Child abuse prevention promoted in Belmont County
ST. CLAIRSVILLE — To mark National Child Abuse Prevention Month, the Belmont County Board of Commissioners heard from Department of Job and Family Services Director Jeff Felton Wednesday, who spoke about his staff’s work with area children in need.
Talk concerned the needs of Belmont County families and children and the ones helped during 2020, as well as expectations going forward once the COVID-19 pandemic has passed.

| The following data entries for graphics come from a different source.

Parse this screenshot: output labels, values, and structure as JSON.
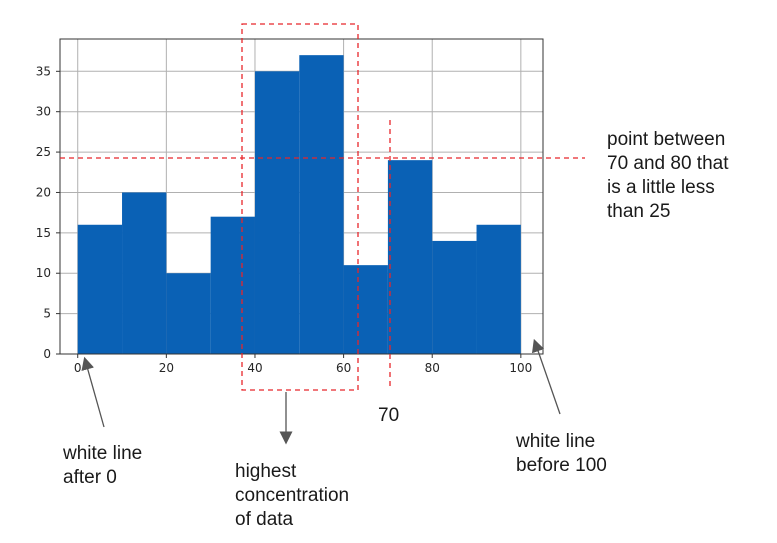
{
  "chart_data": {
    "type": "histogram",
    "bin_edges": [
      0,
      10,
      20,
      30,
      40,
      50,
      60,
      70,
      80,
      90,
      100
    ],
    "counts": [
      16,
      20,
      10,
      17,
      35,
      37,
      11,
      24,
      14,
      16
    ],
    "bar_color": "#0a61b5",
    "grid": true,
    "xlim": [
      -4,
      105
    ],
    "ylim": [
      0,
      39
    ],
    "x_ticks": [
      "0",
      "20",
      "40",
      "60",
      "80",
      "100"
    ],
    "y_ticks": [
      "0",
      "5",
      "10",
      "15",
      "20",
      "25",
      "30",
      "35"
    ]
  },
  "annotations": {
    "point_label": [
      "point between",
      "70 and 80 that",
      "is a little less",
      "than 25"
    ],
    "x70_label": "70",
    "white_line_after_0": [
      "white line",
      "after 0"
    ],
    "highest_concentration": [
      "highest",
      "concentration",
      "of data"
    ],
    "white_line_before_100": [
      "white line",
      "before 100"
    ],
    "annotation_color": "#e8262b"
  }
}
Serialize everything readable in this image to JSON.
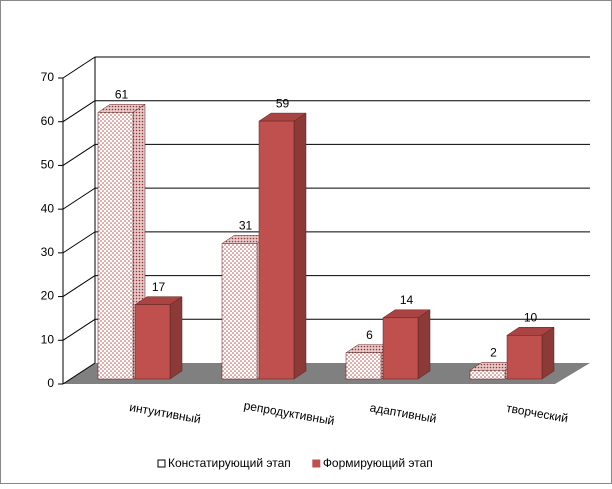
{
  "chart_data": {
    "type": "bar3d",
    "categories": [
      "интуитивный",
      "репродуктивный",
      "адаптивный",
      "творческий"
    ],
    "series": [
      {
        "name": "Констатирующий этап",
        "color": "#ffffff",
        "values": [
          61,
          31,
          6,
          2
        ]
      },
      {
        "name": "Формирующий этап",
        "color": "#c0504d",
        "values": [
          17,
          59,
          14,
          10
        ]
      }
    ],
    "ylim": [
      0,
      70
    ],
    "yticks": [
      0,
      10,
      20,
      30,
      40,
      50,
      60,
      70
    ],
    "grid": true,
    "legend": "bottom"
  }
}
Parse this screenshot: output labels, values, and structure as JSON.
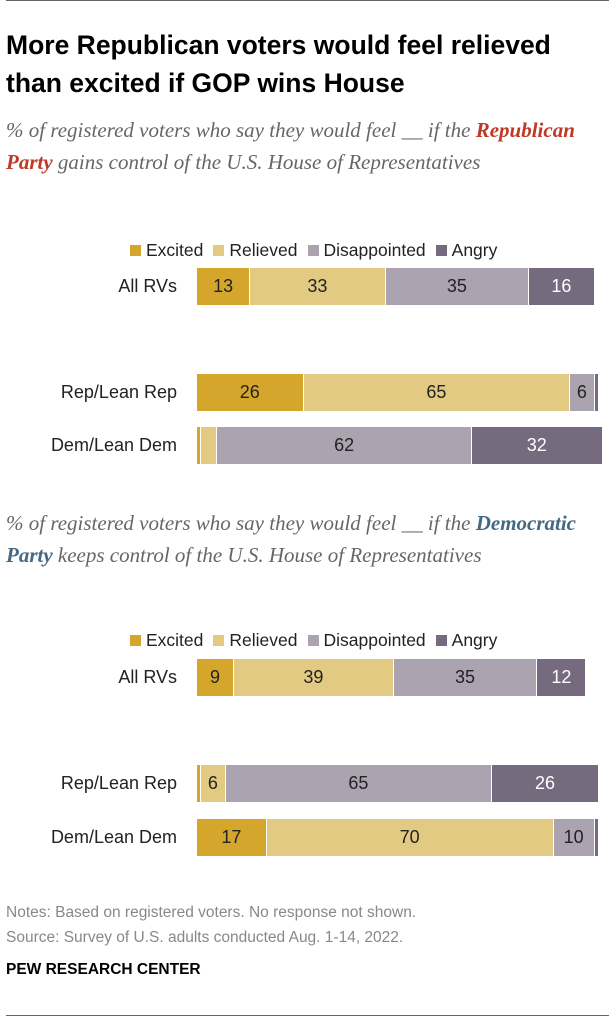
{
  "title": "More Republican voters would feel relieved than excited if GOP wins House",
  "colors": {
    "Excited": "#D4A72C",
    "Relieved": "#E3CA83",
    "Disappointed": "#ABA3B0",
    "Angry": "#756A7E",
    "republican": "#BF3927",
    "democratic": "#436983"
  },
  "chart_data": [
    {
      "type": "bar",
      "orientation": "horizontal-stacked",
      "subtitle_pre": "% of registered voters who say they would feel __ if the ",
      "subtitle_party": "Republican Party",
      "subtitle_post": " gains control of the U.S. House of Representatives",
      "legend": [
        "Excited",
        "Relieved",
        "Disappointed",
        "Angry"
      ],
      "categories": [
        "All RVs",
        "Rep/Lean Rep",
        "Dem/Lean Dem"
      ],
      "series": [
        {
          "name": "Excited",
          "values": [
            13,
            26,
            1
          ]
        },
        {
          "name": "Relieved",
          "values": [
            33,
            65,
            4
          ]
        },
        {
          "name": "Disappointed",
          "values": [
            35,
            6,
            62
          ]
        },
        {
          "name": "Angry",
          "values": [
            16,
            1,
            32
          ]
        }
      ],
      "labels": [
        [
          "13",
          "33",
          "35",
          "16"
        ],
        [
          "26",
          "65",
          "6",
          ""
        ],
        [
          "",
          "",
          "62",
          "32"
        ]
      ]
    },
    {
      "type": "bar",
      "orientation": "horizontal-stacked",
      "subtitle_pre": "% of registered voters who say they would feel __ if the ",
      "subtitle_party": "Democratic Party",
      "subtitle_post": " keeps control of the U.S. House of Representatives",
      "legend": [
        "Excited",
        "Relieved",
        "Disappointed",
        "Angry"
      ],
      "categories": [
        "All RVs",
        "Rep/Lean Rep",
        "Dem/Lean Dem"
      ],
      "series": [
        {
          "name": "Excited",
          "values": [
            9,
            1,
            17
          ]
        },
        {
          "name": "Relieved",
          "values": [
            39,
            6,
            70
          ]
        },
        {
          "name": "Disappointed",
          "values": [
            35,
            65,
            10
          ]
        },
        {
          "name": "Angry",
          "values": [
            12,
            26,
            1
          ]
        }
      ],
      "labels": [
        [
          "9",
          "39",
          "35",
          "12"
        ],
        [
          "",
          "6",
          "65",
          "26"
        ],
        [
          "17",
          "70",
          "10",
          ""
        ]
      ]
    }
  ],
  "notes": "Notes: Based on registered voters. No response not shown.",
  "source": "Source: Survey of U.S. adults conducted Aug. 1-14, 2022.",
  "logo": "PEW RESEARCH CENTER"
}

Children Services Department Administrator Christine Parker referred to a summary of activities, noting 50 children were in foster care on Jan. 1, 2020, with 29 entering foster care and 45 leaving foster care, leaving 34 children in foster homes as of Dec. 31. There were 50 in 2019 and 34 in 2018.
Parker said there are seven families taking classes to become foster families.
“At the end of 2020 we were down to 34 children, which is really good. As of today we have like one child in an institution,” Felton said. “We’re ahead of the curve when it comes to many other counties.”
Felton credited work with other agencies such as the Family and Children First Council, that works with the goal of providing services to parents without them having to relinquish custody.
“It really is a community effort,” he said.
Parker also said they are working with other agencies such as the Board of Developmental Disabilities for specialized treatment or placement.
“Through that partnership, what we started doing is providing in-home services. It’s working pretty well,” Parker said. She also mentioned partnerships with The Village Network. “We help find therapists and case managers going into the family’s home. They’re home three to five hours a week, providing services.”
The MRDD also provides a residential home on evenings and weekends as needed.
“Removing a child is very traumatic. Not only for the child, for the family, the staff, to see those emotions too,” Felton said. He said his department makes every effort to work with families.
“Once we step into your house, your family’s really never the same,” he said. “We’re very careful with how we present ourselves. We want to engage the family. We want the same thing the family wants.”
In answer to a question from Commissioner Jerry Echemann, Felton said the department must screen out false or malicious reports.
“There has to be a legitimate reason for us to screen in a referral,” he said.
He said his department responds to issues involving children 18 and younger, or possibly 21 and younger if the individual has special needs.
There were 1,154 reports in 2020, with 908 in 2019 and 750 in 2018. Felton elaborated, saying 214 reports were of serious concern, with an apparent perpetrator and victim, compared to 98 reports in 2019 and 111 in 2018. In 235 cases were matters of concern, but without allegations of abuse or neglect.
Nicole Couch, intake supervisor, said she looks for numbers to stabilize.
“I think we’re back on track to where we were prior to the pandemic,” she said.
Felton also has concerns that cases may have gone unreported.
“We were down a little bit, early on in the pandemic, but … we’re pretty much back to where we were. We want to get the calls that we need,” Felton said, adding that there are about 13,000 children in Belmont County and 12 staff members.
“We need community partners. We need neighbors. We need everybody to be concerned about children,” Felton said.